Of the 696,271 live births in England and Wales recorded for the year, almost 200,000 were to mothers who were themselves born outside the United Kingdom – the highest proportion on record.
Unlike some other European statistical authorities, the ONS does not reveal how many births can be attributed to UK-born mothers who come from a migration background, or to UK-born mothers bearing children for foreign-born fathers, in its figures.
Birth rates in migrant communities tend to be above the national average. Considered alongside annual gross immigration approaching and sometimes exceeding 600,000, this suggests that the United Kingdom will undergo a major demographic shift as older generations begin to pass away and be replaced with migrant and migrant-descended families.
The ONS notes that the percentage of live births in England and Wales to mothers born outside the UK “has increased every year since 1990,” when it was a comparatively modest 11.6 per cent.

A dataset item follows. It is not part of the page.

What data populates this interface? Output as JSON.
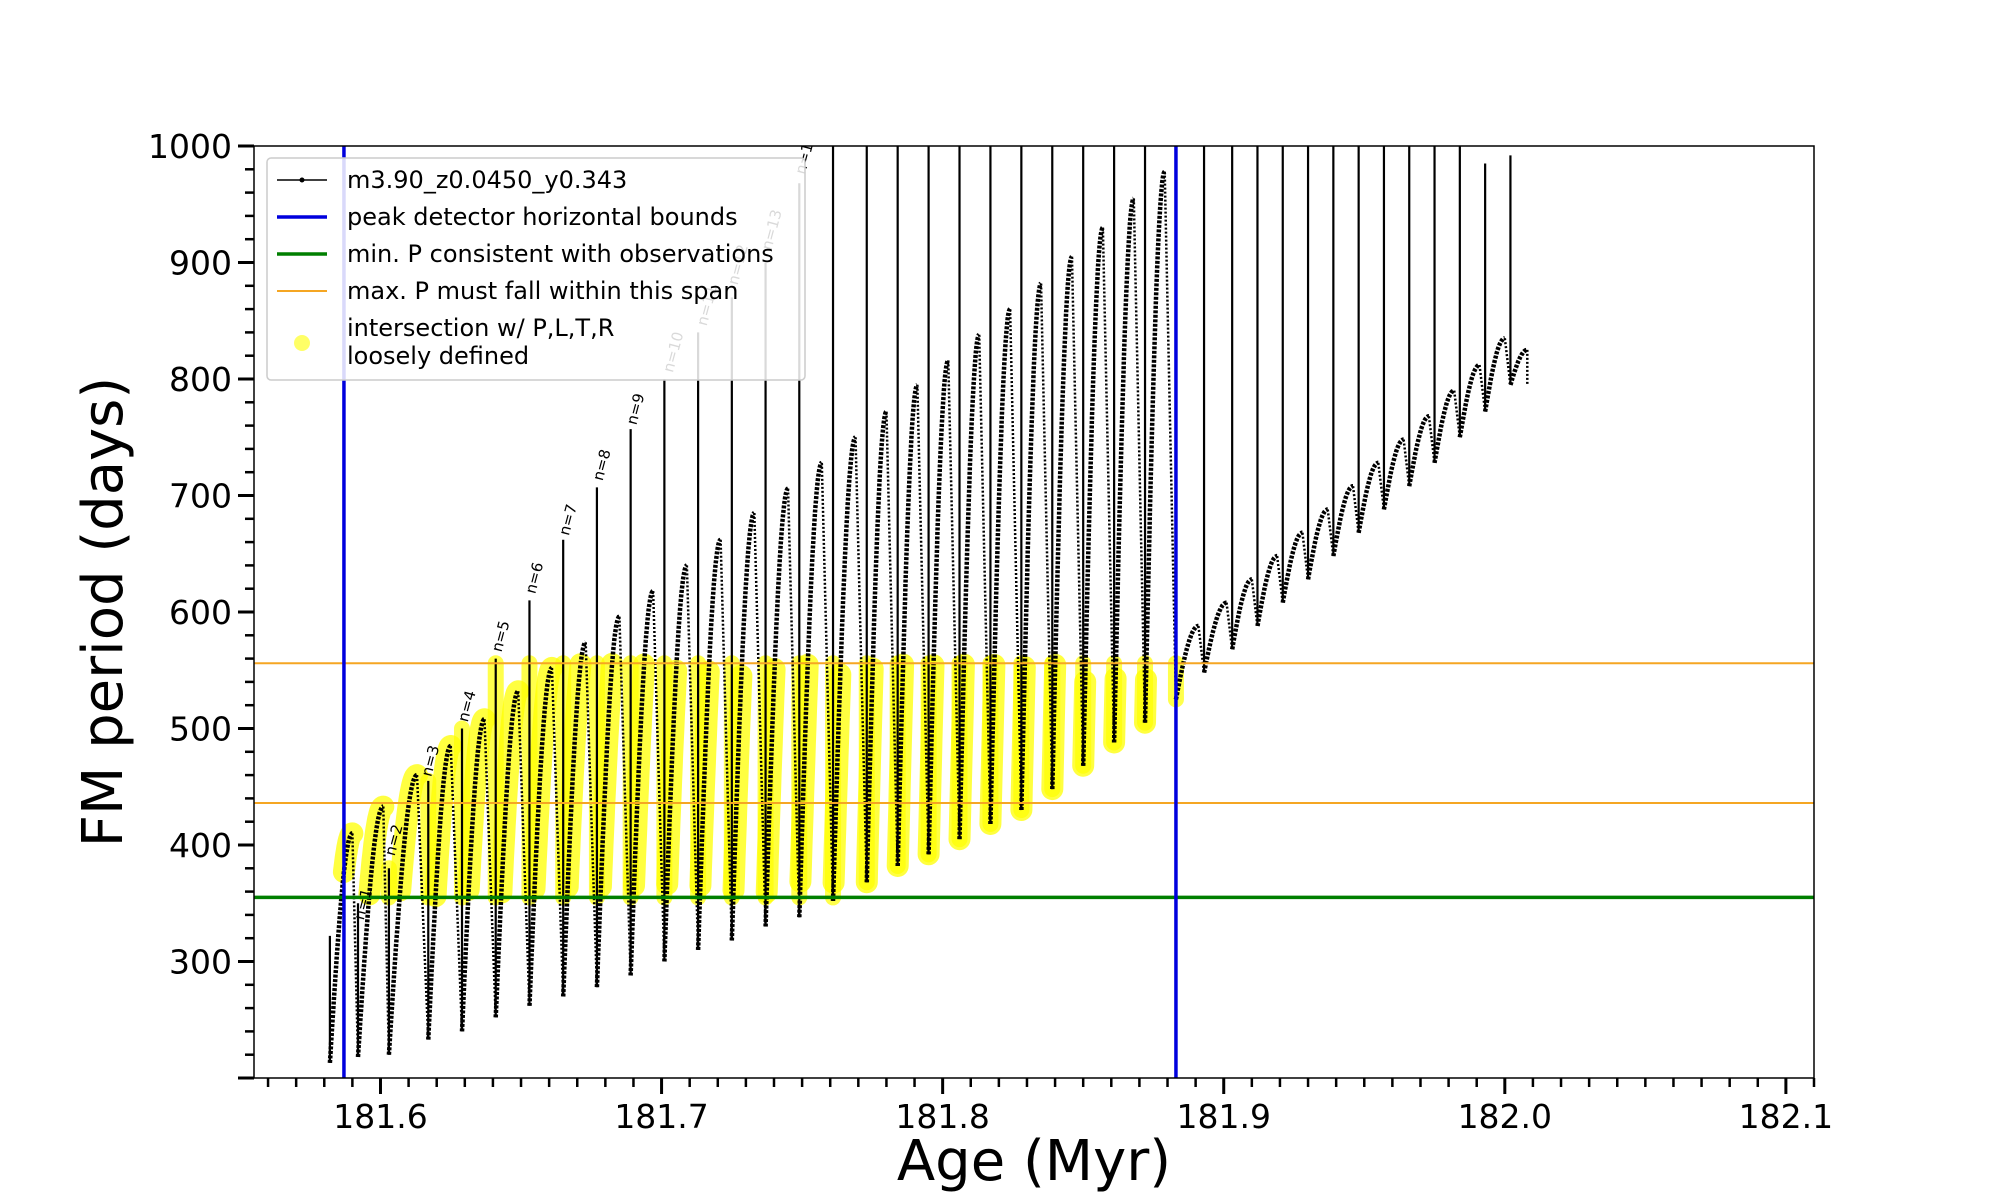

Figures for Scotland and Northern Ireland are collected separately – although estimates for Scotland, in particular, suggest it will take on nine migrants for every new birth over the next decade, with two-third of the new arrivals coming from outside the United Kingdom.
All told, the UK population has now reached a record a 65,648,000, driven largely by immigration.

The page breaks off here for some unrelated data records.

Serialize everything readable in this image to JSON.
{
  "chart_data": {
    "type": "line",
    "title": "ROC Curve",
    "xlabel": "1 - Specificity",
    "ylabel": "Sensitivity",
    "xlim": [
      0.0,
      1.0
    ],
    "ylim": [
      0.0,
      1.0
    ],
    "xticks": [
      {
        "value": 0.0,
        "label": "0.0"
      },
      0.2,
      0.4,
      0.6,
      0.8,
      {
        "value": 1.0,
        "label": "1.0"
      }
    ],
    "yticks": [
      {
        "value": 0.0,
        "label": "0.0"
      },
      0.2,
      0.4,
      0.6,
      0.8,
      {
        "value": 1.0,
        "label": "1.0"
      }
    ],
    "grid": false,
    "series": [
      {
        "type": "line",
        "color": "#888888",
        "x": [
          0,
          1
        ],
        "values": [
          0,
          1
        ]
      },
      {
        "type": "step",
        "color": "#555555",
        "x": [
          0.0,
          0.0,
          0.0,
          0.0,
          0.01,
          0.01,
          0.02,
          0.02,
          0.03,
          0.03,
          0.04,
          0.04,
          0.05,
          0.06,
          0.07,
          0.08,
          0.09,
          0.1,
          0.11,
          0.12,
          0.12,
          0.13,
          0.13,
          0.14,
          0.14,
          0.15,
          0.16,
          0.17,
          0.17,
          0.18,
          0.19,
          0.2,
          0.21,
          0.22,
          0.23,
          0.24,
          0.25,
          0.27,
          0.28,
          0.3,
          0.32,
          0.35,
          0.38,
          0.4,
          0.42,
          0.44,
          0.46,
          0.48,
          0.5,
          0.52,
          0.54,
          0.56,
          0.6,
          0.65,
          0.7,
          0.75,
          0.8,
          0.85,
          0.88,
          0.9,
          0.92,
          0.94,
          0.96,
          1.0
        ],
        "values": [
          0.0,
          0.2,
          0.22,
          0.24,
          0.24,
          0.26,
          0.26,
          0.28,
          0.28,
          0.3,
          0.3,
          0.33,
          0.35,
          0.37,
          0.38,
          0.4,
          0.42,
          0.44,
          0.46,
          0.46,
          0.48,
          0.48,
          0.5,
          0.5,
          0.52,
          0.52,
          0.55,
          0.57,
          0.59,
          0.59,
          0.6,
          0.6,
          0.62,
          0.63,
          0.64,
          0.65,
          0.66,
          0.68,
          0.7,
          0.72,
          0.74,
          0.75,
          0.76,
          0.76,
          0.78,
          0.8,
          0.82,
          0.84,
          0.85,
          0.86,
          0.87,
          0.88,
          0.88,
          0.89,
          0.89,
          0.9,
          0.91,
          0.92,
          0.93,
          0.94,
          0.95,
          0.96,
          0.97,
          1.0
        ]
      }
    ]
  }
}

Many establishment commentators have suggested that it absolutely vital that the United Kingdom welcome migrants in large numbers and celebrate high birth rates among migrant communities in order to stave off a demographic disaster.
Others have challenged the idea that an ever-increasing population is preferable to a gently declining population in works such as Phil Mullan’s The Imaginary Time Bomb: Why an Ageing Population is Not a Social Problem.
The idea that mass immigration is a viable means of maintaining the so-called “dependency ratio” of people of working age to pensioners at 4:1 has also been challenged.
Home Office experts noted in the International Migration and the United Kingdom: Patterns and Trends report that “The impact of immigration in mitigating population ageing is widely acknowledged to be small because immigrants also age.”
The United Nations Population Division has further noted that, in order to maintain such a ratio to 2050 through immigration, the UK would have to import some 59,722,000 people, increasing the total population to 136 million.